意識高すぎるJKと目指す!学歴の最高峰!
川崎俊介
第1話 金のための勉強
勉強とはつまり、金を稼げるようになるための行為だ。
金を稼げるようになるのは、将来美女と付き合うためだ。
教養だの、文化の継承だのというのは大義名分だ。社会貢献のためというのは偽善者の言葉。
下らない御託を並べ立てる奴はダサい。格好つけたいのか、聖人ぶりたいのか知らんが、勉強する理由を誤魔化しても仕方がないだろう。
というスタンスで、高校在学中に公認会計士試験合格を目指していたら、普通に留年した。肝心の会計士試験にも落ち、周囲からは白い目で見られ、彼女にもフラれた。
親にも呆れられた俺は家を追い出され、親戚の管理するアパートで、資格浪人をすることとなった。もちろん、進級も絶対果たすよう言いつけられている。いわば監視付きの一人暮らしというわけだ。親は共働きなうえ海外出張も多いので、面倒を見切れないということだろう。
進級のため、仕方なく英語の勉強をする。学校の勉強なんて帰宅時間にやれば十分だろ。それ以上時間を割きたくない。というわけで、俺は歩きながら単語帳をめくっていた。
「eudaimonism……幸福主義ね。なんでこれが幸福主義なんて意味なんだよ。ハッピーイズムとかでいいだろ」
なまじ進学校に入ってしまったため、勉強の進度・レベルも相当高い。高2だというのにこんなマイナー単語を覚えさせられているのがその証左だ。
こんな一銭にもならなそうな知識を蓄えるくらいなら、会社法の条文の一つや、引当金の四要件を暗記した方が将来のためになるな。

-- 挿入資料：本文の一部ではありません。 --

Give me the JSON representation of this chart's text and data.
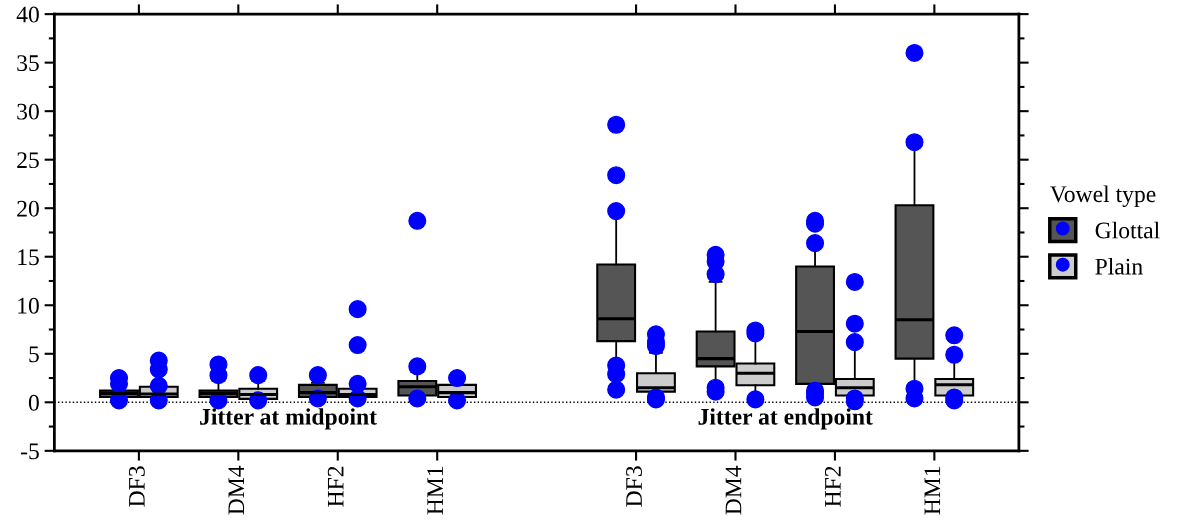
{
  "chart_data": {
    "type": "box",
    "categories": [
      "DF3",
      "DM4",
      "HF2",
      "HM1",
      "DF3",
      "DM4",
      "HF2",
      "HM1"
    ],
    "ylim": [
      -5,
      40
    ],
    "yticks": [
      -5,
      0,
      5,
      10,
      15,
      20,
      25,
      30,
      35,
      40
    ],
    "legend": "right",
    "legend_title": "Vowel type",
    "annotations": [
      "Jitter at midpoint",
      "Jitter at endpoint"
    ],
    "ref_lines": [
      {
        "axis": "y",
        "value": 0,
        "color": "#000000",
        "line_style": "dotted"
      }
    ],
    "series": [
      {
        "name": "Glottal",
        "color": "#555555",
        "boxes": [
          {
            "low": 0.5,
            "q1": 0.55,
            "median": 0.9,
            "q3": 1.2,
            "high": 1.7,
            "outliers": [
              0.2,
              1.9,
              2.5
            ]
          },
          {
            "low": 0.5,
            "q1": 0.55,
            "median": 0.9,
            "q3": 1.2,
            "high": 2.2,
            "outliers": [
              0.2,
              2.8,
              3.9
            ]
          },
          {
            "low": 0.5,
            "q1": 0.55,
            "median": 1.0,
            "q3": 1.8,
            "high": 2.0,
            "outliers": [
              0.4,
              2.8
            ]
          },
          {
            "low": 0.7,
            "q1": 0.7,
            "median": 1.6,
            "q3": 2.2,
            "high": 3.1,
            "outliers": [
              0.4,
              3.7,
              18.7
            ]
          },
          {
            "low": 3.9,
            "q1": 6.3,
            "median": 8.6,
            "q3": 14.2,
            "high": 19.5,
            "outliers": [
              1.3,
              2.9,
              3.8,
              19.7,
              23.4,
              28.6
            ]
          },
          {
            "low": 1.9,
            "q1": 3.7,
            "median": 4.5,
            "q3": 7.3,
            "high": 12.4,
            "outliers": [
              1.1,
              1.5,
              13.2,
              14.5,
              15.2
            ]
          },
          {
            "low": 1.9,
            "q1": 1.9,
            "median": 7.3,
            "q3": 14.0,
            "high": 16.3,
            "outliers": [
              0.5,
              0.9,
              1.2,
              16.4,
              18.4,
              18.7
            ]
          },
          {
            "low": 1.5,
            "q1": 4.5,
            "median": 8.5,
            "q3": 20.3,
            "high": 26.6,
            "outliers": [
              0.4,
              1.4,
              26.8,
              36.0
            ]
          }
        ]
      },
      {
        "name": "Plain",
        "color": "#cccccc",
        "boxes": [
          {
            "low": 0.5,
            "q1": 0.55,
            "median": 0.85,
            "q3": 1.6,
            "high": 1.8,
            "outliers": [
              0.2,
              1.7,
              3.4,
              4.3
            ]
          },
          {
            "low": 0.35,
            "q1": 0.35,
            "median": 0.8,
            "q3": 1.4,
            "high": 2.2,
            "outliers": [
              0.2,
              2.8
            ]
          },
          {
            "low": 0.55,
            "q1": 0.55,
            "median": 0.8,
            "q3": 1.4,
            "high": 1.9,
            "outliers": [
              0.4,
              1.9,
              5.9,
              9.6
            ]
          },
          {
            "low": 0.55,
            "q1": 0.55,
            "median": 1.0,
            "q3": 1.8,
            "high": 2.3,
            "outliers": [
              0.2,
              2.5
            ]
          },
          {
            "low": 0.7,
            "q1": 1.1,
            "median": 1.5,
            "q3": 3.0,
            "high": 5.1,
            "outliers": [
              0.3,
              0.5,
              5.8,
              6.2,
              7.0
            ]
          },
          {
            "low": 0.4,
            "q1": 1.75,
            "median": 3.0,
            "q3": 4.0,
            "high": 6.9,
            "outliers": [
              0.3,
              7.1,
              7.4
            ]
          },
          {
            "low": 0.5,
            "q1": 0.7,
            "median": 1.5,
            "q3": 2.4,
            "high": 6.1,
            "outliers": [
              0.1,
              0.4,
              6.2,
              8.1,
              12.4
            ]
          },
          {
            "low": 0.5,
            "q1": 0.7,
            "median": 1.8,
            "q3": 2.4,
            "high": 4.5,
            "outliers": [
              0.2,
              0.5,
              4.9,
              6.9
            ]
          }
        ]
      }
    ]
  }
}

そんなことを考えながら、アパートの廊下を歩いていると、誰かにぶつかった。
「あ、すみませ」
謝ろうと顔を上げると、目を見張るほどの美少女だった。物憂げな目といい、白い肌といい、スタイルといい、カールした毛先といい全て俺好みだ。
「eudaimon……私の好きな言葉」
「え? あぁそうですか?」
どうやら、俺の持っている単語帳に興味を持ったらしい。
「あなたは守護霊って信じる?」
いきなりスピリチュアルな問いだな。もしかして不思議ちゃんなのか?
「いえ……」
「そう、残念。古代ギリシャ人は、一人につき一体、守護霊が憑いていると考えていた。そしてその守護霊のことを、【ダイモン】と呼んでいたんだよ。『eu』とは、『良い』という意味。つまり、『良い【ダイモン】』を持つことで幸せになれると信じていた。だから、eudaimonが語源となって、eudaimonismが幸福主義って意味になったわけ」
「へぇ、覚えやすいな」
「覚えやすいでしょ。やっぱり背景を深堀りこそ、勉強の醍醐味だよね」
目の前の少女は、そう言って笑ってみせた。
直感で分かった。この子とは、住む世界も、見えている世界も、違い過ぎると。